Some nice lighting going on in the just-posted YouTube iClone test-video “The Faerie Claims Rangers’ Heart“…
Somehow the gentler aspects of the Wild West of the woods & prairies and the faerie-world of Old Europe seem to ‘fit’ together. The fiction of Clifford Simak and Ray Bradbury (in his Dandelion Wine phase) seem to work at blending those sorts of subject areas, although shifting the classic faerie elements sideways into gentle science fiction. The graphic novel Tex Arcana took the idea in the direction of vampires and magic. But I don’t think anyone’s yet done a straight grown-up take on combining traditional American rural life and faerie, although Woody Allen’s A Midsummer Night’s Sex Comedy had a very good try and apparently George Lucas (Star Wars) is currently working on a major faerie film. Averse as I am to seeing Victorian-style winged fairies in 3D stills work (such an unimaginative cliche), as a storytelling genre type they do seem ripe for a re-invention and re-booting. Perhaps in the manner of what Wim Wenders did for angels in Wings of Desire, leavened with some of the whimsy of the mid-series Northern Exposure. Although I suspect that Hollywood would just unthinkingly take them in its usual “add sex! and fangs!” direction.
Over the weekend facuhead posted some excellent free models at BlenderSwap, made for the forthcoming open-source Blender movie Sintel (aka Durian). These three sets of models (his superb shaman’s tent, pots and pans, and fireplace + a stool by inlite) have now been selectively ported to the iClone VNS format (all untextured), and scaled / arranged / parented in a single scene ready for you to texture the individual props. Download here, for a limited time. The scene is 250,000 faces. There’s also an additional bedroll.vns prop, included in the .zip file but not present in the scene. Tree not included.

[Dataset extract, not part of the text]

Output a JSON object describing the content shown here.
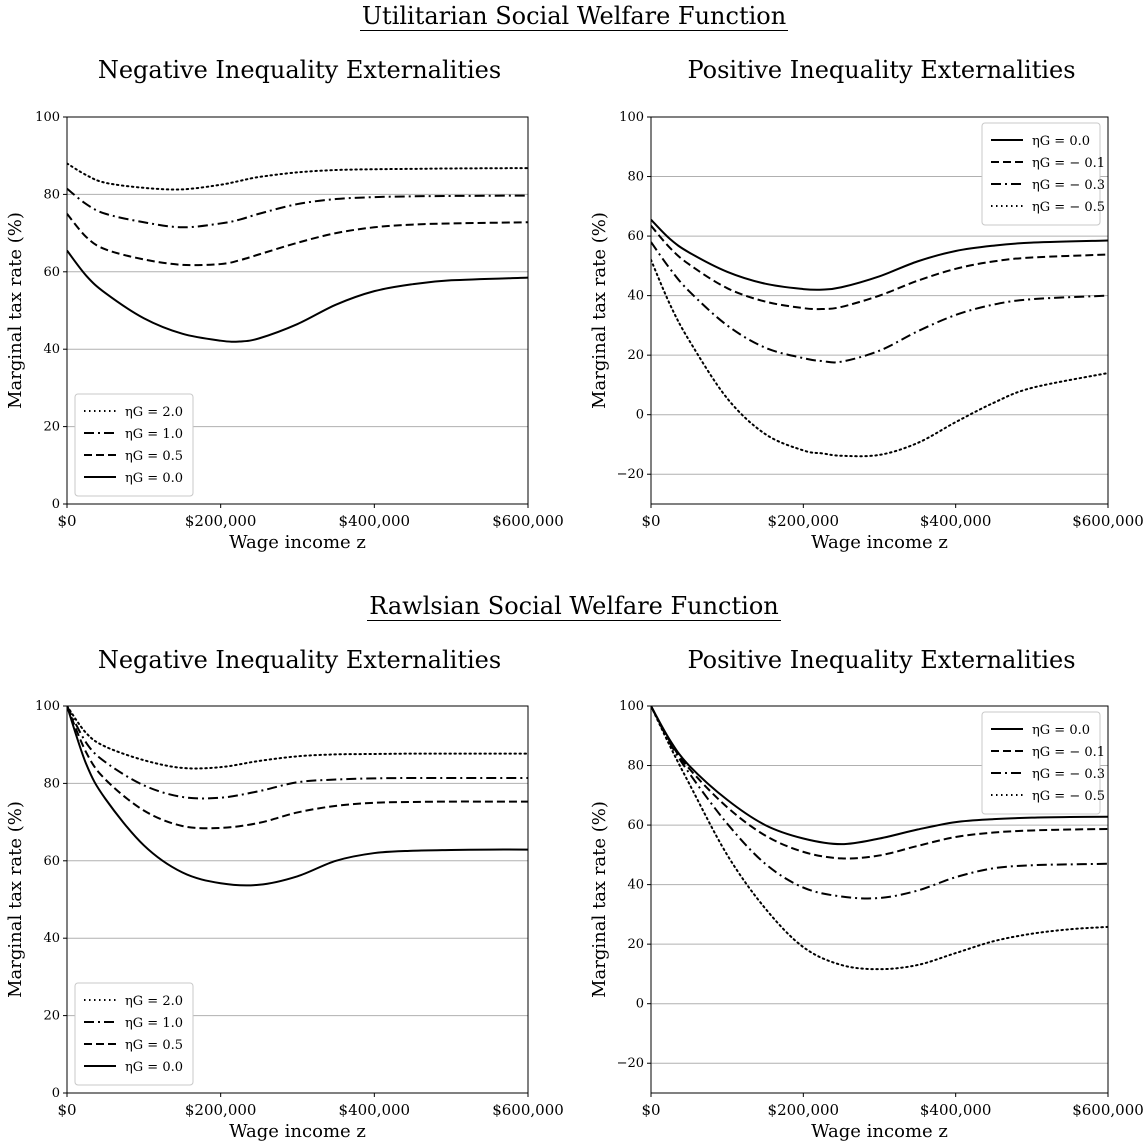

Chris White at Icrontic gives iClone 4 a 5,000-word review (22nd Feb 2010). Thoughtful, in-depth, and thorough.
Worth setting aside some quality time to read all of it…
The folks over at BlendSwap have been having a major drive to get more models on the site. They’re all free, and Blender is (of course) also free. The last few days have seen a major flood of models on the site and, although most are unlikely to be low-poly, they’re of excellent quality. For instance, a cute kitten (46,000 polys)…
“Fully rigged and shape-keyed ginger kitten I made for a walk-on part in a film I’m working on. I wanted to share it with all those who consider it their life’s purpose to fill the internet with many and varied LOL catz images.”
The BlendSwap site is currently very rich in authentic items and sets associated with nomadic / shamanic peoples, and also a good range of broken windows and candles, plus a falling-snow video effect — I’d suspect that some of the Sintel models are already making their way onto this site?